Mit Antrag vom 14. April 2009 ersucht Radovan Karadžić, wie bereits in Rahmen einer Statuskonferenz im Jänner 2009 angesprochen, um die dringende Aufklärung zweier Durchsuchungen, welche in den Häusern seiner Ehefrau, sowie seiner Schwägerin in Pale durchgeführt wurden. Karadžić gibt an, dass das Haus seiner Frau am 03. Dezember 2008 gegen 3:00 Uhr früh durch "internationale Truppen", welche behaupteten, im Auftrag des ICTY zu handeln, durchsucht wurde. In ähnlicher Weise fand am 27. März 2009 eine Durchsuchung des Hauses seiner Schwägerin statt, wobei diese offiziell durch den Obersten Gerichtshof für Bosnien und Herzegovina angeordnet wurde.

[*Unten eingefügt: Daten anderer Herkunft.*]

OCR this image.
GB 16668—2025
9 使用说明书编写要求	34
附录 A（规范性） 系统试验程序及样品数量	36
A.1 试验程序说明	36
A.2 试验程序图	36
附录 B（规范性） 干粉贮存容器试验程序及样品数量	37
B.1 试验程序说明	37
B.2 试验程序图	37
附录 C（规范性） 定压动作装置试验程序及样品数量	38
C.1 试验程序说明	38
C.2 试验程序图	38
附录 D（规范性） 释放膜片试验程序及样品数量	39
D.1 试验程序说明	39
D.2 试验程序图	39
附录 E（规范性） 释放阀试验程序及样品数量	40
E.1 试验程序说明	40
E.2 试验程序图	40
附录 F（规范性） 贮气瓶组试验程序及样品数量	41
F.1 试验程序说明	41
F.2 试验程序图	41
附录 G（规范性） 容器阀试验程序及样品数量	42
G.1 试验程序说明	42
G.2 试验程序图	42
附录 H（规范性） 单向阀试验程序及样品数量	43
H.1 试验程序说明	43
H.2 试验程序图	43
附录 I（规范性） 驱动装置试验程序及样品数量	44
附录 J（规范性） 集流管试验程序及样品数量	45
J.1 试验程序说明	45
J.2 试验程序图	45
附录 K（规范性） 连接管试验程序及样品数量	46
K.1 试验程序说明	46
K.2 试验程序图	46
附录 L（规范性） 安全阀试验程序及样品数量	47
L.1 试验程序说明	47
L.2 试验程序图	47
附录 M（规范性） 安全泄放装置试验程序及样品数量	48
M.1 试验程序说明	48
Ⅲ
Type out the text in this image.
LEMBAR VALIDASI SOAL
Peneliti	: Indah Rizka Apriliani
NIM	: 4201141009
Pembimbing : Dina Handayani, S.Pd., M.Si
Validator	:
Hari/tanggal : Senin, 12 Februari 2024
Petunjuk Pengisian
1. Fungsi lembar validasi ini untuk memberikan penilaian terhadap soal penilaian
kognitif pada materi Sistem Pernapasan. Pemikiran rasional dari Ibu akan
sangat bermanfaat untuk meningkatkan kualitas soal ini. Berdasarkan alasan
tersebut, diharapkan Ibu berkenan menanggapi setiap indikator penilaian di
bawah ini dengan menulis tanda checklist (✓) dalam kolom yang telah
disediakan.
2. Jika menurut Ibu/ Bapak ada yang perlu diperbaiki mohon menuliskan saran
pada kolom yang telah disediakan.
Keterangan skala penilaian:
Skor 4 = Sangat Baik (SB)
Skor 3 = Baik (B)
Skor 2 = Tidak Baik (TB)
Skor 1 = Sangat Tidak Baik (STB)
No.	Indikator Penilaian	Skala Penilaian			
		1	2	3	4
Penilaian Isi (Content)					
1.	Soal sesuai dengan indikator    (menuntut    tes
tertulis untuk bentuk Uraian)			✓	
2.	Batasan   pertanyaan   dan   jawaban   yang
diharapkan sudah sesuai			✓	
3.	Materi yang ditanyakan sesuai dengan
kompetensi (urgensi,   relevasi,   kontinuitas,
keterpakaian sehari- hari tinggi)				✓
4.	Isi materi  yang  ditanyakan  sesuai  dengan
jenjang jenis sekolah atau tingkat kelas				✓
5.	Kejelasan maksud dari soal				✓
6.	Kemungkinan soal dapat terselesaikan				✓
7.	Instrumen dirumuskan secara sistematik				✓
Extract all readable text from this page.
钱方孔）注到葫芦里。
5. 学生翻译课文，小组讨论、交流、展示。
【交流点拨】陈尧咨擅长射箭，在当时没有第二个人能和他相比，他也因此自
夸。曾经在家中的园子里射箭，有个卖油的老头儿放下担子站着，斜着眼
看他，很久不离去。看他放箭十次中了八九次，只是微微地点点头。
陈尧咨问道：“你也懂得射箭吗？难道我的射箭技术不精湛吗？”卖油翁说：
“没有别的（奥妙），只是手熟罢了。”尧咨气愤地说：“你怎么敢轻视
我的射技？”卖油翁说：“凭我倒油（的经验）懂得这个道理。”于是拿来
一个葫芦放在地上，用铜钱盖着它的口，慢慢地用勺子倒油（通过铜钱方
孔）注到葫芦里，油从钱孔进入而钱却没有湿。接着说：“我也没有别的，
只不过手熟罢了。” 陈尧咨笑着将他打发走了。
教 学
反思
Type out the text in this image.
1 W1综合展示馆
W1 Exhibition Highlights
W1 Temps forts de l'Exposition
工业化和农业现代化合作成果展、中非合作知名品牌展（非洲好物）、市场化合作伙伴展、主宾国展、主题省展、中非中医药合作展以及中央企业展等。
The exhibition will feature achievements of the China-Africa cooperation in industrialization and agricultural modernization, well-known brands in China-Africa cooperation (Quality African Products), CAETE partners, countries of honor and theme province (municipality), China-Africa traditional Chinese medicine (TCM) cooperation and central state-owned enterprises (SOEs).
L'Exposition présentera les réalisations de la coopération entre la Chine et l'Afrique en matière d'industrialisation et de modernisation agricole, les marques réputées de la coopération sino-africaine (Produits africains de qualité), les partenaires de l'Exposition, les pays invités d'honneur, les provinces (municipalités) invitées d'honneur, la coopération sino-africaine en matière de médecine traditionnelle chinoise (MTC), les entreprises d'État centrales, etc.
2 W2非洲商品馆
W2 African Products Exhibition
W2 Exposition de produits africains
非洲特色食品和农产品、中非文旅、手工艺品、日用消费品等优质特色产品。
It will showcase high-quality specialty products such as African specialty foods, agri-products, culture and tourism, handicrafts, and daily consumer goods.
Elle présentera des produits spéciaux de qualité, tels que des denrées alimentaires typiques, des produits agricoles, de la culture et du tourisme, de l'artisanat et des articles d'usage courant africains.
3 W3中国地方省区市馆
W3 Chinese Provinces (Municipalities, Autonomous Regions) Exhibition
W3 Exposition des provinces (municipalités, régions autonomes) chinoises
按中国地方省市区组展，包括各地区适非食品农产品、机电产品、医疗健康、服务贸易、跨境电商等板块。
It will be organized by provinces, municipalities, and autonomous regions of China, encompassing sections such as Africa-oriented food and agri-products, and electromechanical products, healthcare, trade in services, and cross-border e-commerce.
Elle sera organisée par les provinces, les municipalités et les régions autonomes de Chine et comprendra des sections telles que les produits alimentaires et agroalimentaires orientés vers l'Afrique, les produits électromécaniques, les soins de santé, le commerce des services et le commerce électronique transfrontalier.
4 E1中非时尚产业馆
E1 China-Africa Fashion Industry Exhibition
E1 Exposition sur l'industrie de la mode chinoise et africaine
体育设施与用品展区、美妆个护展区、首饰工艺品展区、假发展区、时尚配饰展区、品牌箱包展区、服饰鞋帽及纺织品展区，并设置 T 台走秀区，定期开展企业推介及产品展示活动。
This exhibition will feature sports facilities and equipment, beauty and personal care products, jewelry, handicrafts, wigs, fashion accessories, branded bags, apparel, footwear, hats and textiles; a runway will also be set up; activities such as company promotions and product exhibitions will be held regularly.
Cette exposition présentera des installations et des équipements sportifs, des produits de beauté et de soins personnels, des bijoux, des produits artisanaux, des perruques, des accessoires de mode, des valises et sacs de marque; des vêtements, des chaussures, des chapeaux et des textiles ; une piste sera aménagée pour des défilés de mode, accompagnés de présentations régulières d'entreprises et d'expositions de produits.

Gemäß den durch Karadžić vorgelegten Dokumenten, welche er mutmaßlich durch eine Quelle am Gerichtshof erhalten hat, fand die Durchsuchung jedoch unter Mitwirkung zweier namentlich genannter Mitarbeiter des Büros des Chefanklägers am ICTY statt.
Mehrere diesbezügliche Anfragen seines Rechtsberaters Peter Robinson an den derzeitigen Hohen Repräsentanten für BiH, Valentin Inzko, sowie seinen Vorgänger Miroslav Lajčák, den Kommandanten der NATO in Bosnien und Herzegovina und auch die Anklagevertretung und Registry des ICTY blieben Karadžić zufolge entweder unbeantwortet oder förderten keine genaueren Informationen hinsichtlich der Autorisierung dieser Durchsuchung zu Tage. Seiner Ansicht nach dienen die Durchsuchungen, welche immerhin 14 bis 17 Jahre nach den für seine Anklage relevanten Ereignissen stattfinden, primär der Einschüchterung jener Personen, auf welche er als Zeugen der Verteidigung bzw. Informanten angewiesen ist.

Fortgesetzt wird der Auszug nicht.